Voltando a 2014, à conferência E/S, onde o protocolo HTTPs foi referido como uma uma nova prioridade para todo o tipo de tráfego que circula na Internet. Uma medida imediata foi tomada no ano seguinte, 2015, pela Google. A empresa começou a priorizar todo o tipo de resultados HTTPs resultante das pesquisas via o seu motor de pesquisa (google.pt).

Um ano depois, os websites que tivessem módulos de autenticacão insegura, ou informações de pagamento via cartões de crédito através do protocolo HTTP, passariam a ser “identificados” como not secure.

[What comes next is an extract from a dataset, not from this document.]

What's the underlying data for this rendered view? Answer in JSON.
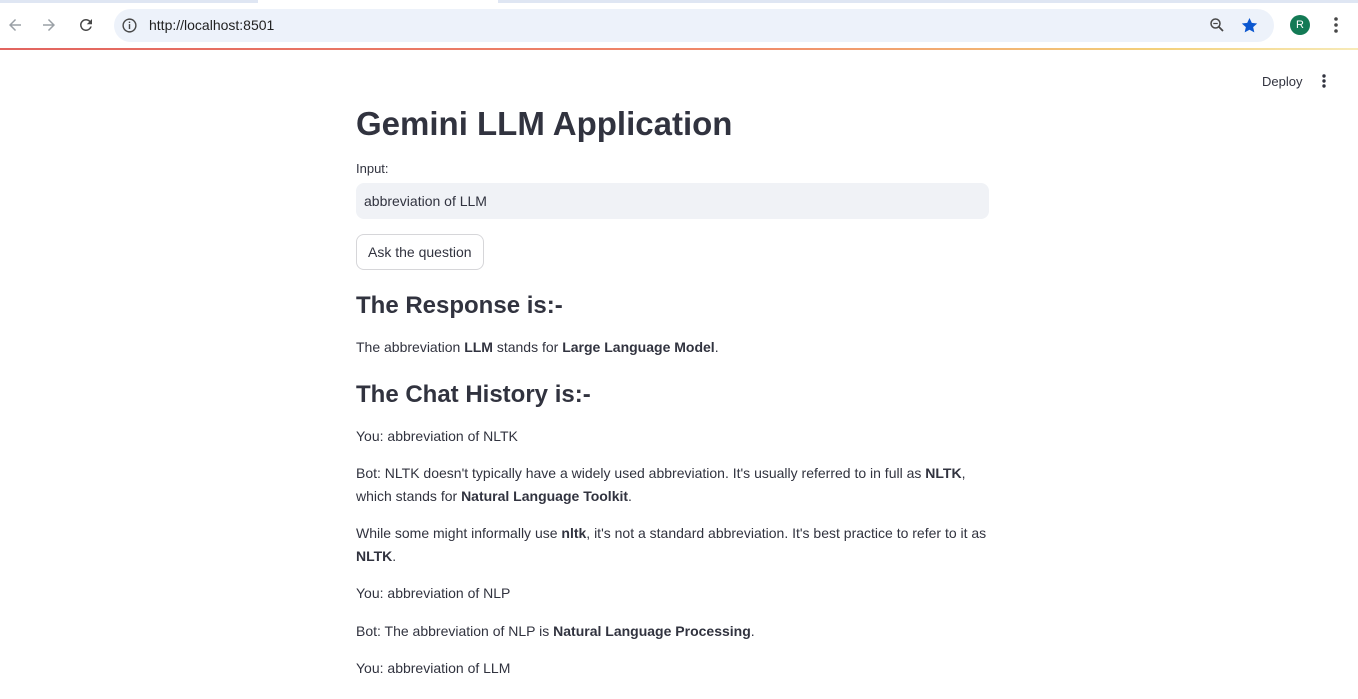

Em julho de 2018 entrará em vigor outra medida da Google — A empresa confirmou que com o lançamento do Chrome 68, agendado para julho, todos os websites que não usem HTTPs serão identificados como “not secure”.

 

 

Mas o que é está realmente protegido numa ligação com HTTPS?

O HTTPS é apenas HTTP sobre SSL (ou hoje, TLS) — HTTP + Secure => HTTPS.

Existem dois modelos de rede, o modelo OSI e o modelo TCP/IP. O TCP/IP é um mapeamento redutivo do OSI para redes modernas, onde as sete camadas originais são reduzidas para quatro.

TCP-IP-model-vs-OSI-model

 

O modelo TCP/IP, de quatro camadas, possui a camada de mais baixo nível chamada Network Interface, onde são executados protocolos como o Ethernet e similares.

Mais acima, existe uma camada chamada Network. Aqui operam protocolos como o ARP, ICMP (ping), e o Internet Protocolo (IP). Em seguida o modelo é composto pela camada de Transport (TCP e UDP) e por fim a camada Application, aquela com que interagimos todos os dias!

É na camada aplicacional que o HTTP e o TLS são usados!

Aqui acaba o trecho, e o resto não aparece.